Tuesday, May 12, 2015

Choice Novels

I believe that most teachers teach one novel at a time, or at least I do.....

If a teacher fully teaches one novel at a time, then that means that most teachers will teach approximately four novels during a school year.  A mere four books a year???

At the beginning of the school year, the language arts supervisor introduced the idea of choice novels. Her theory is that there are so many books in the world, and why would we limit students to four books a school year that are normally teacher selected? She proposed that we allow students choice in what they read, meaning that there may be lots of different novels being read at the same time in the same class.

At first I just could not wrap my mind around this idea. I was wondering, how would a teacher monitor if students are reading, how would I teach reading skills and concepts, how would I control this???

However, I started to grapple with this idea, and I know that I am madly in love with teaching literature, because I am always trying new things and trying new things helps to keep me relevant and intensifies my love for teaching literature.

With three other teachers who make up a Professional Learning Team, we decided to give this choice novel idea a try. We met to discuss the different possibilities, we created new things, and one by one we started to implement the idea of choice novels into our classrooms.
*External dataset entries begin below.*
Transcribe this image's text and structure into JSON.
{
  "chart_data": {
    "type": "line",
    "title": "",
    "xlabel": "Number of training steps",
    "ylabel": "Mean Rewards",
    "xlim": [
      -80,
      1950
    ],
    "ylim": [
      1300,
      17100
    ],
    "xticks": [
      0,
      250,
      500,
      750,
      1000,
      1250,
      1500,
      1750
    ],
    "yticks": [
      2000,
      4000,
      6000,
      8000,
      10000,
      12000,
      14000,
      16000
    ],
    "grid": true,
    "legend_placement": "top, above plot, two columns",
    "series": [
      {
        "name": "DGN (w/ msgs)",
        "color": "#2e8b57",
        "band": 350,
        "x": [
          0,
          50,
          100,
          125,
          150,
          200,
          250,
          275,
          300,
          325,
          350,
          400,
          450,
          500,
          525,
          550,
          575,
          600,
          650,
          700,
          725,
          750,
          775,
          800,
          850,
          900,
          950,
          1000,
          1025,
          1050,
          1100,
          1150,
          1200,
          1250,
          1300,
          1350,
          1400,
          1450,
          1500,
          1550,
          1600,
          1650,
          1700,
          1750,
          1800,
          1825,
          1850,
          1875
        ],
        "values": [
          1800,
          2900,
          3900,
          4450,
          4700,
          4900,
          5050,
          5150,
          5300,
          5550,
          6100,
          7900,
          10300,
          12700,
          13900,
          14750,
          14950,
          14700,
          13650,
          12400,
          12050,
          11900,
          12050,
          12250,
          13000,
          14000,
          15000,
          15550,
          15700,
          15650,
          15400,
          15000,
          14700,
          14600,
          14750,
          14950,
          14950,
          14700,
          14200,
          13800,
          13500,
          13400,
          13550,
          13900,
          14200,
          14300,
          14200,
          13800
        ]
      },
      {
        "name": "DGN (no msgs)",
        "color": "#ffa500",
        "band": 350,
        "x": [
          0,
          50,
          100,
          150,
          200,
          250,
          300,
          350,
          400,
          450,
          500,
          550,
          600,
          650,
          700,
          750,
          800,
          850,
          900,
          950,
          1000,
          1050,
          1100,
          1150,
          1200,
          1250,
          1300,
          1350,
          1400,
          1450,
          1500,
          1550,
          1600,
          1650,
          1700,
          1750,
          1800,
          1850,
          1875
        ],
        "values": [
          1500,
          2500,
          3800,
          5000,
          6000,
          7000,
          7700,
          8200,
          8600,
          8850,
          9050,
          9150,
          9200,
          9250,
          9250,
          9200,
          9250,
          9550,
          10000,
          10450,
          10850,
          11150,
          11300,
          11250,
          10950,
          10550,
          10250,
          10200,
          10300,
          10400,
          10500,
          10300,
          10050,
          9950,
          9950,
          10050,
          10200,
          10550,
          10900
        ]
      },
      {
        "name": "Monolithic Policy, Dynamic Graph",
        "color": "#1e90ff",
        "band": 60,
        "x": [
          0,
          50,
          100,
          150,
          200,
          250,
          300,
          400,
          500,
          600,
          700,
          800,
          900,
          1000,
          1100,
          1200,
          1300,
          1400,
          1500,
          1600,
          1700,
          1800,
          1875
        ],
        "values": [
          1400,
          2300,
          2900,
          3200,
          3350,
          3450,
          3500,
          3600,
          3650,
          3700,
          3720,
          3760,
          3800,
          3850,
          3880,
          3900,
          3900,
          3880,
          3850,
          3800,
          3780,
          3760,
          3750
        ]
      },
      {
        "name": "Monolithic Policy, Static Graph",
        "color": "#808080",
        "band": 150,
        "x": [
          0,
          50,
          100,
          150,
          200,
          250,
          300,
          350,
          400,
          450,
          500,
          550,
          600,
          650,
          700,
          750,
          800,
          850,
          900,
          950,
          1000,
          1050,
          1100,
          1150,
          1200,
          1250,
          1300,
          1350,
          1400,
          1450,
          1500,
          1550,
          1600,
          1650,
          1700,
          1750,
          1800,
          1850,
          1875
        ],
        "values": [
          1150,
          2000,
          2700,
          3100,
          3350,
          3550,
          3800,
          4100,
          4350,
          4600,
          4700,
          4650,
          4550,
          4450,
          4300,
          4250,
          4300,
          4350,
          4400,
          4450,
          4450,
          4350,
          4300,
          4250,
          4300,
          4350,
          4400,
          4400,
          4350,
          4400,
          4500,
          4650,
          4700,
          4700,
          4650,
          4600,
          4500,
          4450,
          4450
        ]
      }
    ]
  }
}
I decide that I would start with choice short stories with my tenth grade students. So, I selected five short stories and put students into groups. The groups decided which short story they would read, and they read the stories, worked on literary activities and vocabulary, and they also completed a visual that portrayed the theme and their likes and dislikes of their selected story. My people, this worked better than I could have ever imagined. The class was alive with students discussing literature and literature concepts. Their final visual depictions of their short stories blew me away:

After this success, I talked to one of the librarians, and I did something that I have not done in eighteen years of teaching; I took students to the library to actually browse around and find books that they would like to read. They asked questions like “Can I read a book about somebody?” Can I read any book in this library?” You should have felt their joy when they realized that the library was their playground.

I gave the guidelines for reading their choice novels, and we are reading in class, working on activities, and discussing literature. I am no longer having to beg students to read; they are reading and reading and reading, and the added bonus is that I get to read in class every single time that they read.

My people, change can be scary, but it can definitely be liberating. I would rather try something new and fail then to do the same thing over and over and over again......

The one thing that is consistent is change, and those who refuse to change become obsolete!

Loving Choice Novels Today!


dope. said...

This is an amazing idea! I have been teaching for almost five years now and never considered doing this...mostly for the same reasons you were hesitant. However, I am ALL about student choice and look forward to implementing this in my classroom next year. I love your students' visuals and look forward to reading more about their experiences with choice novels!

Jacqueline said...

Yes, it's works. Send me an email, and I will send you the guidelines for the short stories and the novels. You can modify the guidelines to fit your students.